Personally, I'm not bent out of shape when Congresspeople make $200,000 a year, a President makes twice that, and a football coach makes twenty times that. The market has determined that these people are worth that much, if not more, in salary. It may not be "fair," but it's necessary to attract people who could otherwise command huge salaries in the private sector.

If you spend less, you'll get lower quality. Even the staunchest Tea Partier would shudder at the idea of a President who is only worth the minimum wage, and even the person who hates football would be distressed if State U hired a 16 year old to manage the football team.

And then there are doctors - the particular concern of the people writing in Lancet. It's kind of hard to argue that you should go cheap on doctors, but that is the consequence of the types of financial restrictions that the IMF was imposing. "Maybe we can get some med students." Perhaps. "Hey, Pete here can bring up anything in WebMD." Great.

Then there's the third IMF restriction.

Third, the IMF has long advocated decentralisation of health-care systems. The idea is to make care more responsive to local needs. Yet, in practice, this approach can make it difficult to mobilise coordinated, central responses to disease outbreaks.
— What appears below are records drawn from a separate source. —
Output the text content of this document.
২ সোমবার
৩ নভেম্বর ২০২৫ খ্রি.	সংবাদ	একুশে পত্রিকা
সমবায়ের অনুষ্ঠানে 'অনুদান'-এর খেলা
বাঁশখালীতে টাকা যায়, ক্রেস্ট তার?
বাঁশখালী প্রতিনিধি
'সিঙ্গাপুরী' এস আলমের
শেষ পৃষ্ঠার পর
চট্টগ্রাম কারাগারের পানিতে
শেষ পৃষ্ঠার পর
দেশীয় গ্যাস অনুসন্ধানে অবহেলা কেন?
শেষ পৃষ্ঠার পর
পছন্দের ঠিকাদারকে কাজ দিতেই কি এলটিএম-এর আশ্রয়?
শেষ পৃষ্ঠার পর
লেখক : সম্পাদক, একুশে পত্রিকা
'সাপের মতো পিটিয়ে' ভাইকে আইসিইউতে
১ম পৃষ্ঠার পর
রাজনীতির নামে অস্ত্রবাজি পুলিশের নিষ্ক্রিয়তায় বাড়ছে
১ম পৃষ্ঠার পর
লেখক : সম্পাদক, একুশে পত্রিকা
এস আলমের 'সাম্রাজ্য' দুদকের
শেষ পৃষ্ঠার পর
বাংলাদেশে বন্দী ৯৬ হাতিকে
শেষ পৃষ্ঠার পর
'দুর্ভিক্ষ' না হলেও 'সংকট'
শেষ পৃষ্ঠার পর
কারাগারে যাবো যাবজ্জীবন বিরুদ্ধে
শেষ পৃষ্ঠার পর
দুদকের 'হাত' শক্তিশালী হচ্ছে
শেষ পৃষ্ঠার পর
It often happens that the people with the money dictate the specific solution to be followed. The IMF dictates that health care must be decentralized. The Gates Foundation dictates certain things about condoms. The Commies in San Francisco dictate that all city services must be provided by transgendered short people at twice the living wage. The baby seal clubbers in Podunkville dictate that the schools must teach that Moses was the first President of the United States - and that he wasn't Jewish.
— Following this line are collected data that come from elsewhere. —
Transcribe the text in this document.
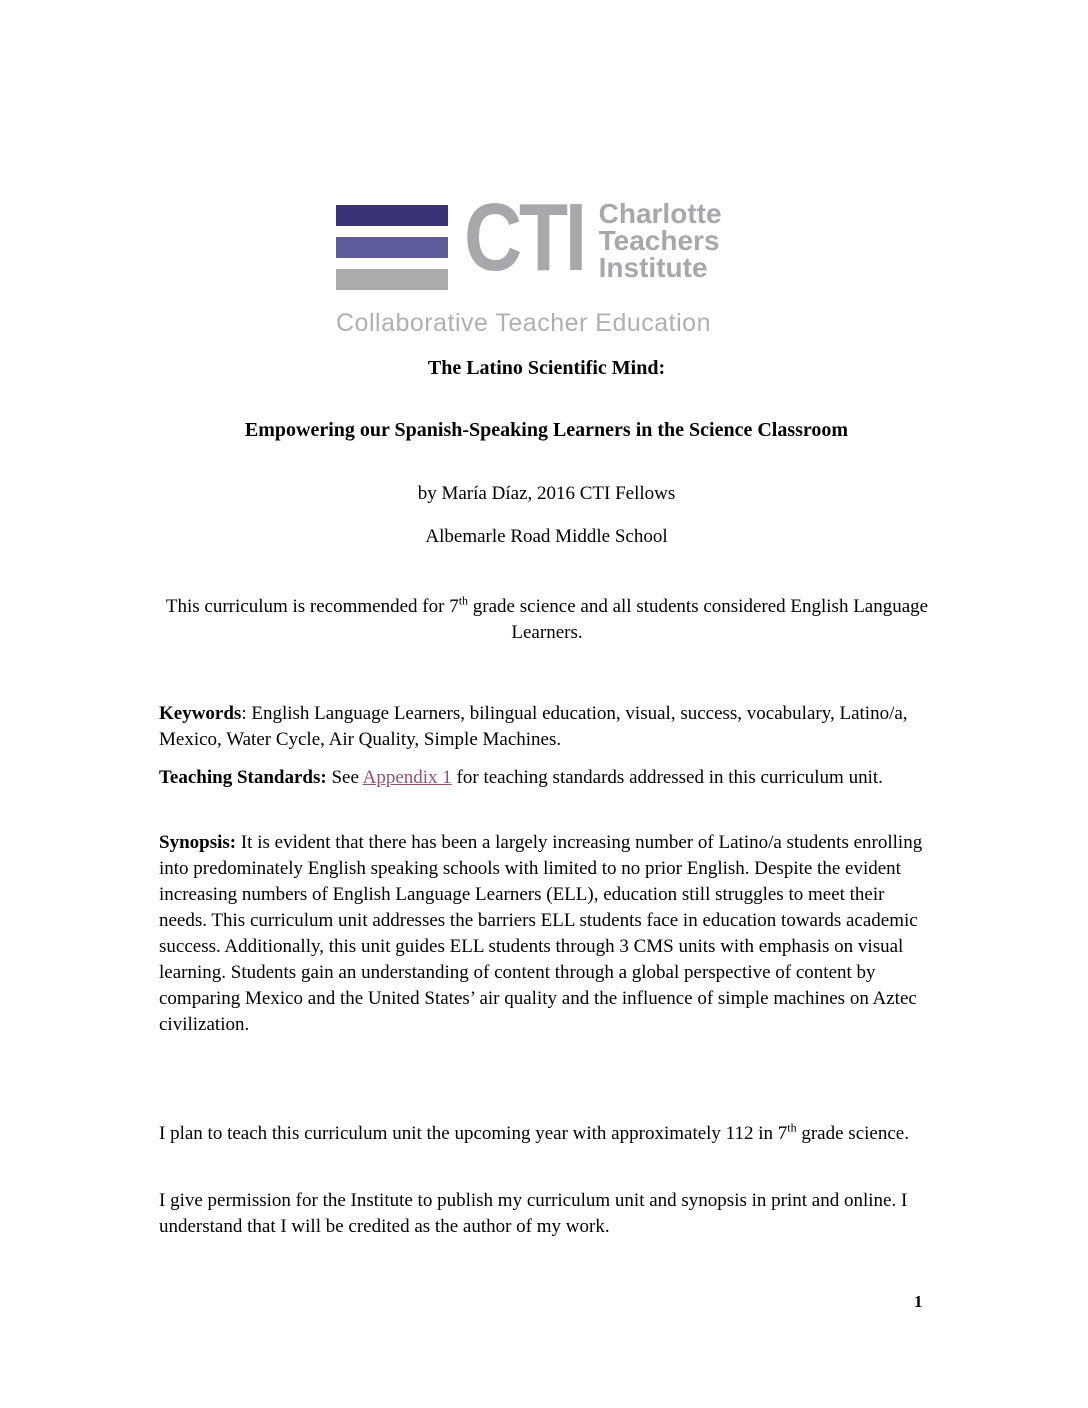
CTI Charlotte
Teachers
Institute
Collaborative Teacher Education
The Latino Scientific Mind:
Empowering our Spanish-Speaking Learners in the Science Classroom
by María Díaz, 2016 CTI Fellows
Albemarle Road Middle School
This curriculum is recommended for 7th grade science and all students considered English Language Learners.
Keywords: English Language Learners, bilingual education, visual, success, vocabulary, Latino/a, Mexico, Water Cycle, Air Quality, Simple Machines.
Teaching Standards: See Appendix 1 for teaching standards addressed in this curriculum unit.
Synopsis: It is evident that there has been a largely increasing number of Latino/a students enrolling into predominately English speaking schools with limited to no prior English. Despite the evident increasing numbers of English Language Learners (ELL), education still struggles to meet their needs. This curriculum unit addresses the barriers ELL students face in education towards academic success. Additionally, this unit guides ELL students through 3 CMS units with emphasis on visual learning. Students gain an understanding of content through a global perspective of content by comparing Mexico and the United States’ air quality and the influence of simple machines on Aztec civilization.
I plan to teach this curriculum unit the upcoming year with approximately 112 in 7th grade science.
I give permission for the Institute to publish my curriculum unit and synopsis in print and online. I understand that I will be credited as the author of my work.
1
It's tough enough when these decisions are made by experts in their fields - there are certainly pros and cons to decentralized healthcare, for example. But when non-experts who have stayed in Holiday Inns are making the decisions, things can get worrisome.

Why all of this emphasis on what the IMF did with these three countries? Because of a severe case of Monday morning quarterbacking.
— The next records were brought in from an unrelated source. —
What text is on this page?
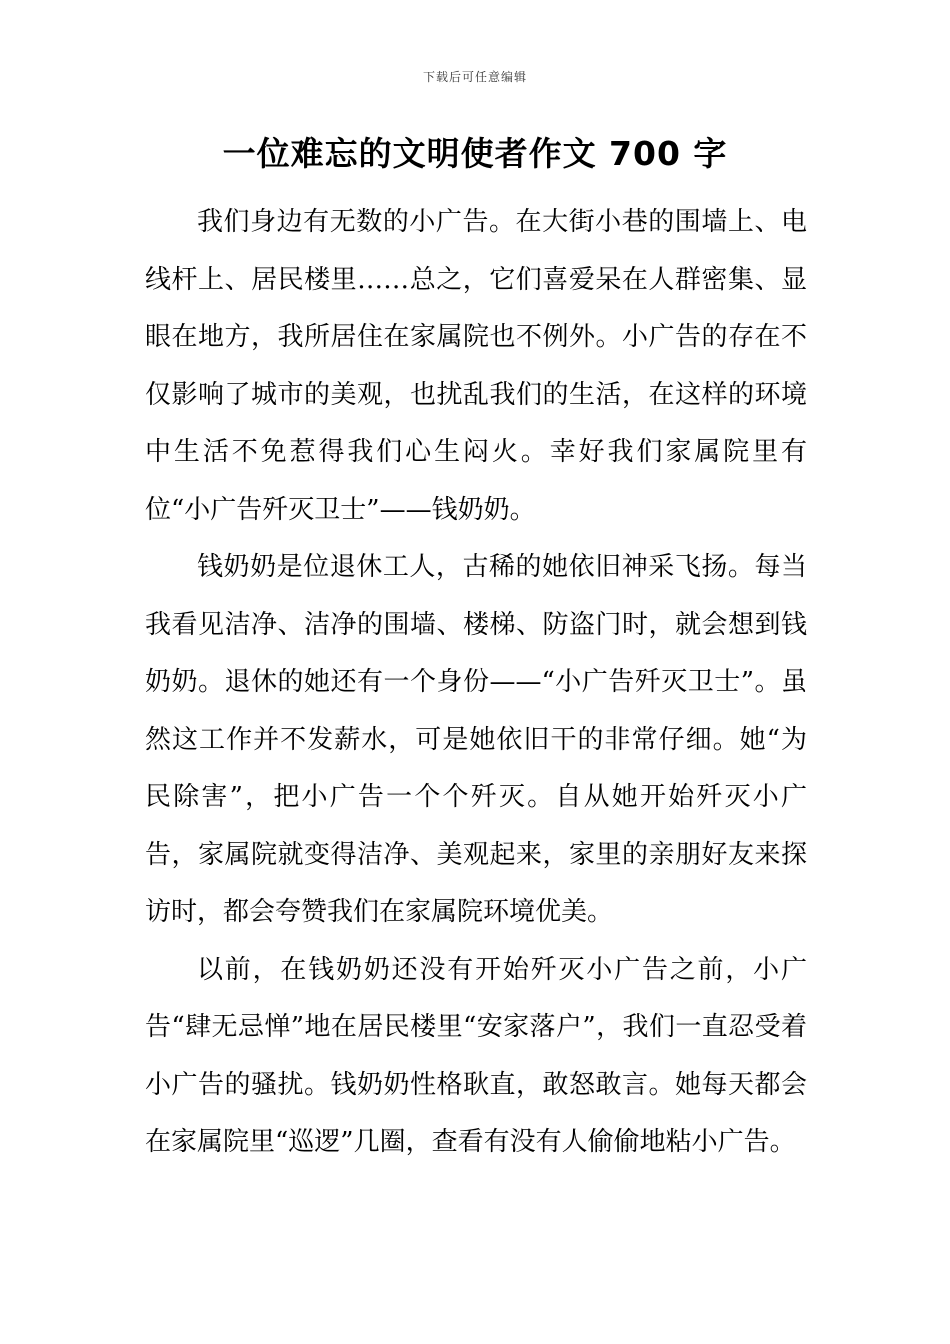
下载后可任意编辑
一位难忘的文明使者作文 700 字

我们身边有无数的小广告。在大街小巷的围墙上、电线杆上、居民楼里……总之，它们喜爱呆在人群密集、显眼在地方，我所居住在家属院也不例外。小广告的存在不仅影响了城市的美观，也扰乱我们的生活，在这样的环境中生活不免惹得我们心生闷火。幸好我们家属院里有位“小广告歼灭卫士”——钱奶奶。

钱奶奶是位退休工人，古稀的她依旧神采飞扬。每当我看见洁净、洁净的围墙、楼梯、防盗门时，就会想到钱奶奶。退休的她还有一个身份——“小广告歼灭卫士”。虽然这工作并不发薪水，可是她依旧干的非常仔细。她“为民除害”，把小广告一个个歼灭。自从她开始歼灭小广告，家属院就变得洁净、美观起来，家里的亲朋好友来探访时，都会夸赞我们在家属院环境优美。

以前，在钱奶奶还没有开始歼灭小广告之前，小广告“肆无忌惮”地在居民楼里“安家落户”，我们一直忍受着小广告的骚扰。钱奶奶性格耿直，敢怒敢言。她每天都会在家属院里“巡逻”几圈，查看有没有人偷偷地粘小广告。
If you haven't guessed, the reason that the researchers concentrated on the past health systems in Sierra Leone, Guinea, and Liberia is because these three countries were ground zero for the recent Ebola outbreak. While noting that the IMF was pouring hundreds of millions of dollars into these countries to contain the outbreak, the authors asked:

Yet, could it be that the IMF had contributed to the circumstances that enabled the crisis to arise in the first place? A major reason why the outbreak spread so rapidly was the weakness of health systems in the region.

While the researchers do not claim that IMF policies were solely to blame for the countries' slow response to the Ebola outbreak, these past conditions apparently didn't help the countries prepare for this.

See the abstract from Alexander Kentikelenis, Lawrence King, Martin McKee, and David Stuckler, the accompanying press release from the University of Cambridge, and this item from Homeland Security News Wire.